- Born: c. 1645 France
- Died: 20 November 1715 Pointe-aux-Trembles (Neuville)

= Jean Basset (died 1715) =

Jean Basset (c. 1645 – 20 November 1715) was a French Roman Catholic cleric and notary who served as a parish priest in New France from 1675 to 1715.

Born in 1645 in France, Basset became an ecclesiastic in the diocese of Lyon. In 1675, he traveled with other ecclesiastics to New France. Later in 1675, Basset was ordained as a priest.

After his ordination, Basset served in the Cathedral-Basilica of Notre-Dame de Québec in Quebec City. In 1678, Basset was assigned to the Île d'Orléans parish near Quebec City.
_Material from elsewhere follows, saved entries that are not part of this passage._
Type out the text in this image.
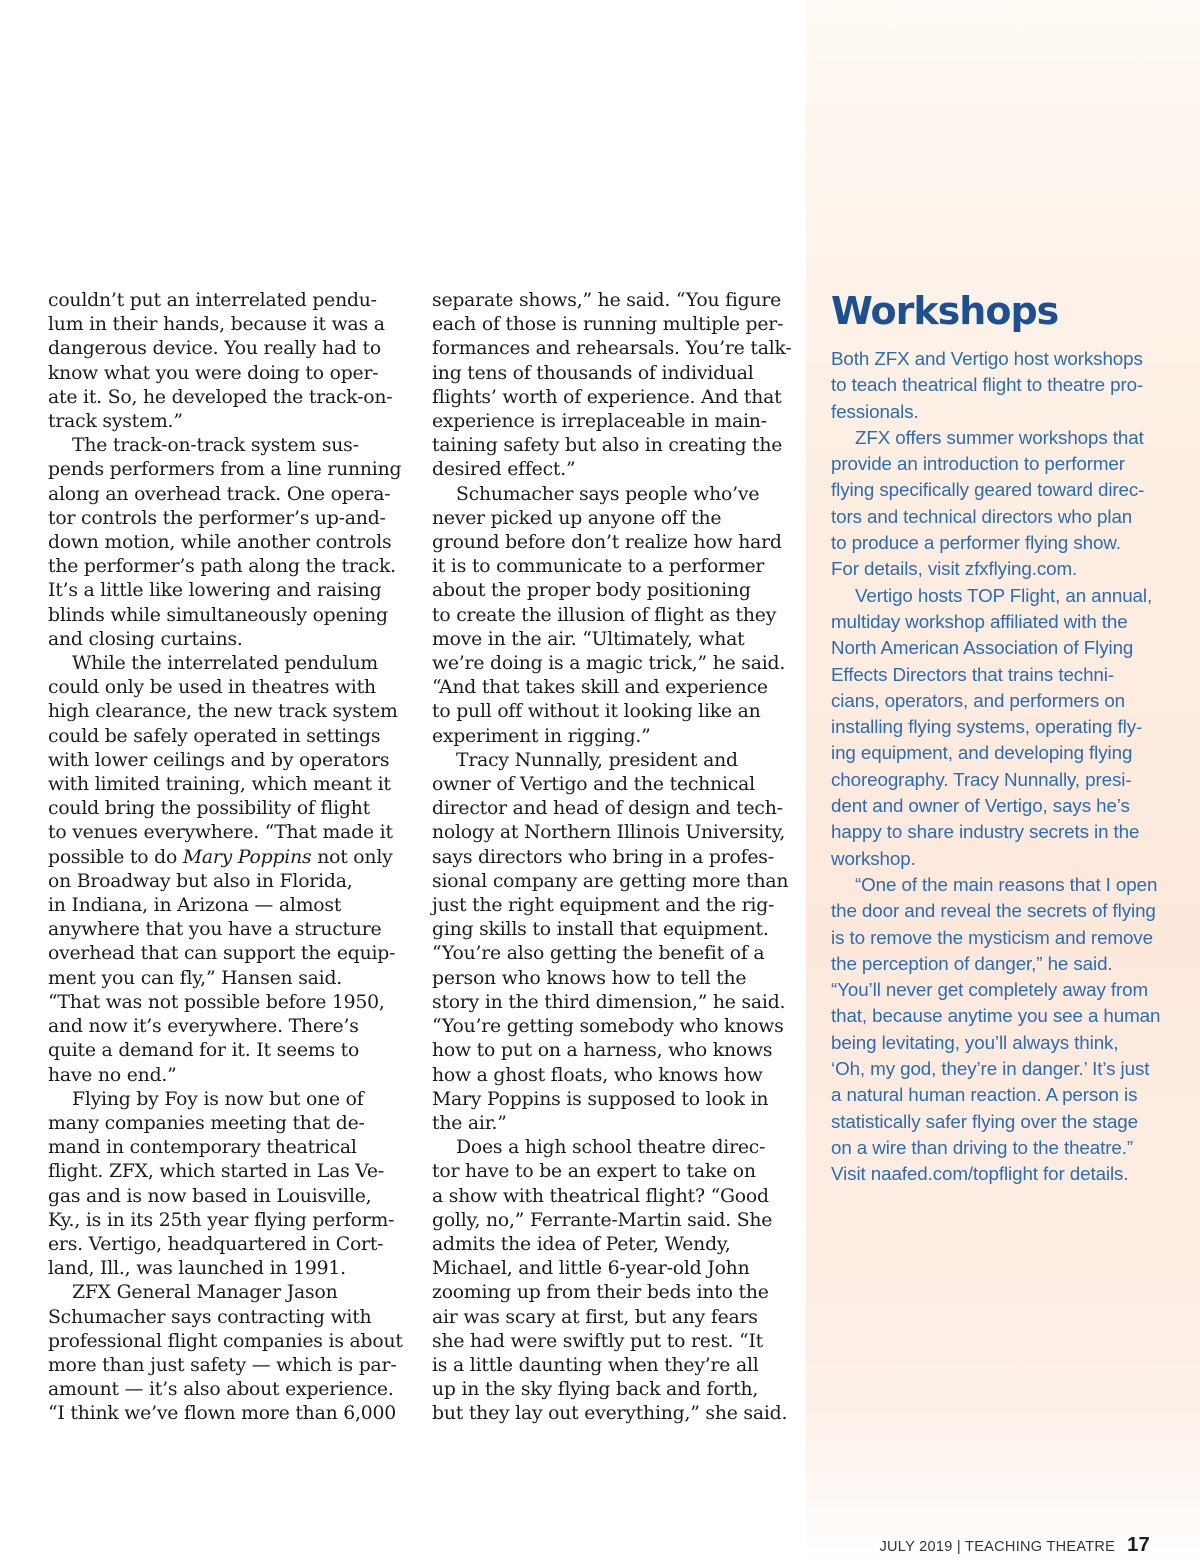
couldn’t put an interrelated pendu-
lum in their hands, because it was a
dangerous device. You really had to
know what you were doing to oper-
ate it. So, he developed the track-on-
track system.”
The track-on-track system sus-
pends performers from a line running
along an overhead track. One opera-
tor controls the performer’s up-and-
down motion, while another controls
the performer’s path along the track.
It’s a little like lowering and raising
blinds while simultaneously opening
and closing curtains.
While the interrelated pendulum
could only be used in theatres with
high clearance, the new track system
could be safely operated in settings
with lower ceilings and by operators
with limited training, which meant it
could bring the possibility of flight
to venues everywhere. “That made it
possible to do Mary Poppins not only
on Broadway but also in Florida,
in Indiana, in Arizona — almost
anywhere that you have a structure
overhead that can support the equip-
ment you can fly,” Hansen said.
“That was not possible before 1950,
and now it’s everywhere. There’s
quite a demand for it. It seems to
have no end.”
Flying by Foy is now but one of
many companies meeting that de-
mand in contemporary theatrical
flight. ZFX, which started in Las Ve-
gas and is now based in Louisville,
Ky., is in its 25th year flying perform-
ers. Vertigo, headquartered in Cort-
land, Ill., was launched in 1991.
ZFX General Manager Jason
Schumacher says contracting with
professional flight companies is about
more than just safety — which is par-
amount — it’s also about experience.
“I think we’ve flown more than 6,000
separate shows,” he said. “You figure
each of those is running multiple per-
formances and rehearsals. You’re talk-
ing tens of thousands of individual
flights’ worth of experience. And that
experience is irreplaceable in main-
taining safety but also in creating the
desired effect.”
Schumacher says people who’ve
never picked up anyone off the
ground before don’t realize how hard
it is to communicate to a performer
about the proper body positioning
to create the illusion of flight as they
move in the air. “Ultimately, what
we’re doing is a magic trick,” he said.
“And that takes skill and experience
to pull off without it looking like an
experiment in rigging.”
Tracy Nunnally, president and
owner of Vertigo and the technical
director and head of design and tech-
nology at Northern Illinois University,
says directors who bring in a profes-
sional company are getting more than
just the right equipment and the rig-
ging skills to install that equipment.
“You’re also getting the benefit of a
person who knows how to tell the
story in the third dimension,” he said.
“You’re getting somebody who knows
how to put on a harness, who knows
how a ghost floats, who knows how
Mary Poppins is supposed to look in
the air.”
Does a high school theatre direc-
tor have to be an expert to take on
a show with theatrical flight? “Good
golly, no,” Ferrante-Martin said. She
admits the idea of Peter, Wendy,
Michael, and little 6-year-old John
zooming up from their beds into the
air was scary at first, but any fears
she had were swiftly put to rest. “It
is a little daunting when they’re all
up in the sky flying back and forth,
but they lay out everything,” she said.
Workshops
Both ZFX and Vertigo host workshops
to teach theatrical flight to theatre pro-
fessionals.
ZFX offers summer workshops that
provide an introduction to performer
flying specifically geared toward direc-
tors and technical directors who plan
to produce a performer flying show.
For details, visit zfxflying.com.
Vertigo hosts TOP Flight, an annual,
multiday workshop affiliated with the
North American Association of Flying
Effects Directors that trains techni-
cians, operators, and performers on
installing flying systems, operating fly-
ing equipment, and developing flying
choreography. Tracy Nunnally, presi-
dent and owner of Vertigo, says he’s
happy to share industry secrets in the
workshop.
“One of the main reasons that I open
the door and reveal the secrets of flying
is to remove the mysticism and remove
the perception of danger,” he said.
“You’ll never get completely away from
that, because anytime you see a human
being levitating, you’ll always think,
‘Oh, my god, they’re in danger.’ It’s just
a natural human reaction. A person is
statistically safer flying over the stage
on a wire than driving to the theatre.”
Visit naafed.com/topflight for details.
JULY 2019 | TEACHING THEATRE 17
In 1680, he was reassigned to the Pointe-aux-Trembles parish in Montreal. In 1682, Basset was sent to the Repentigny parish near Montreal. In 1684, he was returned to Pointe-aux-Trembles, where he served until his death.

In 1685, Basset and Marguerite Bourgeoys travelled to L'Ancienne-Lorette as part of a successful effort to endow a convent in Pointe-aux-Trembles. Basset also served as a notary in his parishes since a recognized notary was not available. He drafted numerous of acts for the residents.

In 1715 Basset donated a plot land and a farm to the Congrégation de Notre-Dame. He died in November that same year.